As we stumble into January, this first month was a triumphant one for President Trump, as he, yet again, placed a bill on the table to exclude transgender folk from joining and serving in the military. Now, the bill is slightly confusing in a way that it does not ban all transgender folk as a whole but makes strict guidelines as to who is eligible to serve and who is not, the purpose of this week’s article is to clear some of that up.
Back in July of 2017, Trump tweeted, "After consultation with my Generals and military experts, please be advised that the United States Government will not accept or allow Transgender individuals to serve in any capacity in the U.S. Military," which shocked those who identify as transgender and angered others.
First off, Trump said it was due to cost: "Our military must be focused on decisive and overwhelming victory and cannot be burdened with the tremendous medical costs and disruption that transgender in the military would entail," Trump said, although the Supreme Court justified it as ensuring “the most lethal and combat effective fighting force in the world,” according to CNN, as if transgender individuals are biologically incapable of inflicting force to fight for the country in which they have done for decades.
Ultimately, after a federal court ruling, the Pentagon “was forced to allow transgender applicants to join the military on Jan. 1, 2018,” according to CNN, but Trump persists.
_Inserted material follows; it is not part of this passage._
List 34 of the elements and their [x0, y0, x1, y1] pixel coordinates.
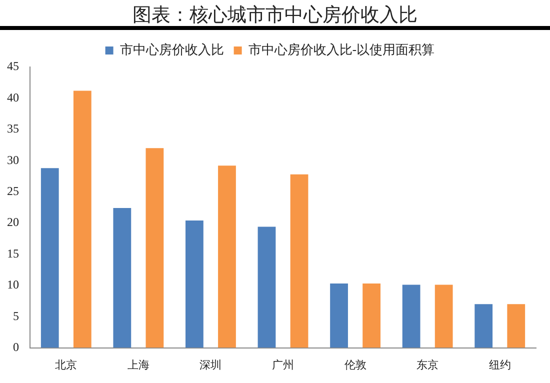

If completely developed, here is what the bill would entail, according to CNN: “Service members diagnosed with ‘gender dysphoria’ after joining the military can stay in the military if they do not require a change of gender and remain deployable, service members who were diagnosed with ‘gender dysphoria’ before the effective date of the policy can still serve and receive medical treatment and transgender persons without a gender dysphoria diagnosis or history can serve in their birth sex,” according to CNN.
This requires waivers signed by The Defense Department on a case-to-case manner, but ultimately anybody who “requires” gender affirmation surgery are automatically disqualified from serving in the military until 36 months after.
"This is the cruel centerpiece of the Trump administration's agenda to prevent the full inclusion of transgender people in public life," Laura Durso, Vice President of the LGBT Research and Communications Project at the Center for American Progress said. She claims it is “dehumanizing,” which, in retrospect it is. To halt someone’s affirmation to serve in a country they call home is not only dehumanizing, but it is, in fact, forcing transgender people into the shadows of the public, making sure they are not publicized in a manner that represents Trump’s United States.